Iuda issued another suggestion; this time it was to Iakov Zevedayinich. The vampire knelt before the man's stomach, gazing at it as if preparing to bite. The man already had several wounds to his belly. One on the side was long and deep and still bled profusely. Into this Iakov Zevedayinich swiftly jabbed his fingers, and the man's whole body convulsed with pain. Again a wave of laughter rippled through the Oprichniki. Foma grabbed the man's feet and Pyetr his chest so that he could not move. Iakov Zevedayinich twisted his fingers in the wound once more and this time the man's contortions, though more intense, were absorbed by the two vampires that held him fast.

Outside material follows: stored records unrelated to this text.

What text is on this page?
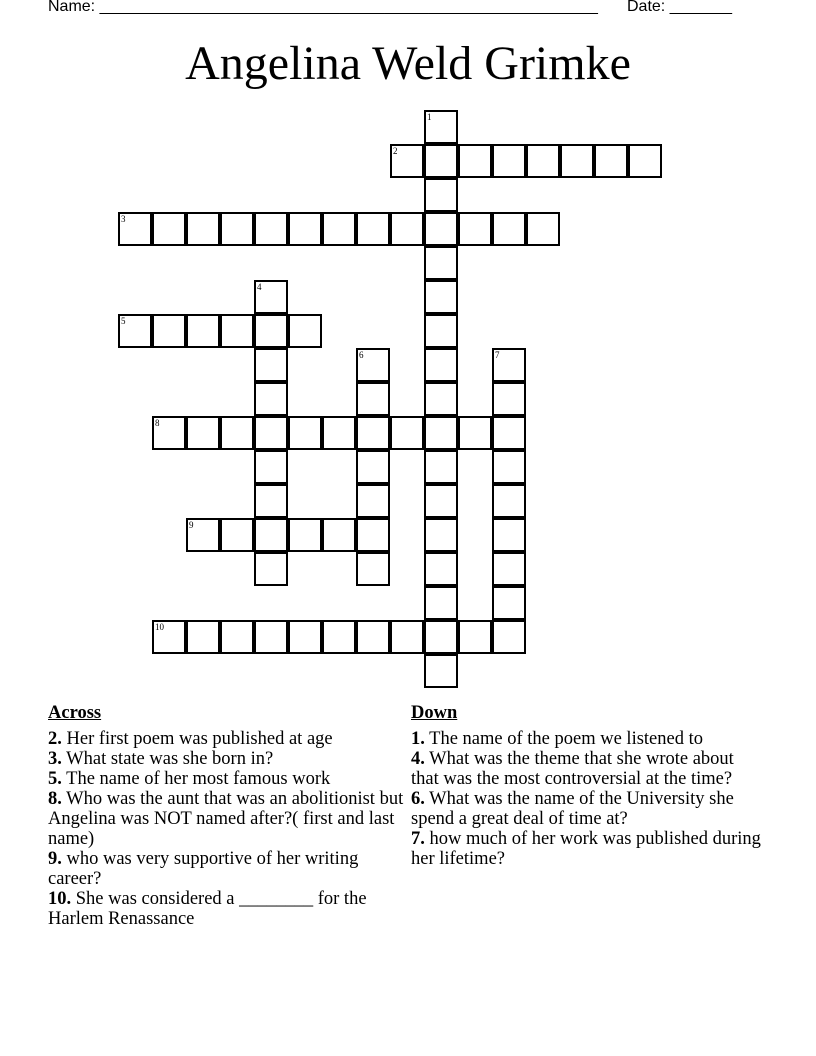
Name: ________________________________________________________ Date: _______
Angelina Weld Grimke
1
2
3
4
5
6	7
8
9
10
Across
2. Her first poem was published at age
3. What state was she born in?
5. The name of her most famous work
8. Who was the aunt that was an abolitionist but Angelina was NOT named after?( first and last name)
9. who was very supportive of her writing career?
10. She was considered a ________ for the Harlem Renassance
Down
1. The name of the poem we listened to
4. What was the theme that she wrote about that was the most controversial at the time?
6. What was the name of the University she spend a great deal of time at?
7. how much of her work was published during her lifetime?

Iakov Zevedayinich poked the wound again and again, learning from each jab how to make his victim's pain more intense. Each time, he exchanged glances with the other two, seeking their approval and relishing with laughter the approbation that he found. Pyetr called out to Iuda in a tone that might in normal life have said, 'Come on in, the water's fine.' Iuda strolled over to them. He had in his hand a small stick of wood. He may have picked it off the floor or ripped it from some tree or bush as he passed, but it was long and probing and had a jagged, uneven point. Iuda rammed it into the wound in the man's side and at the same time turned it like a gun worm. The man screamed in agony and Iuda spoke to him in Russian.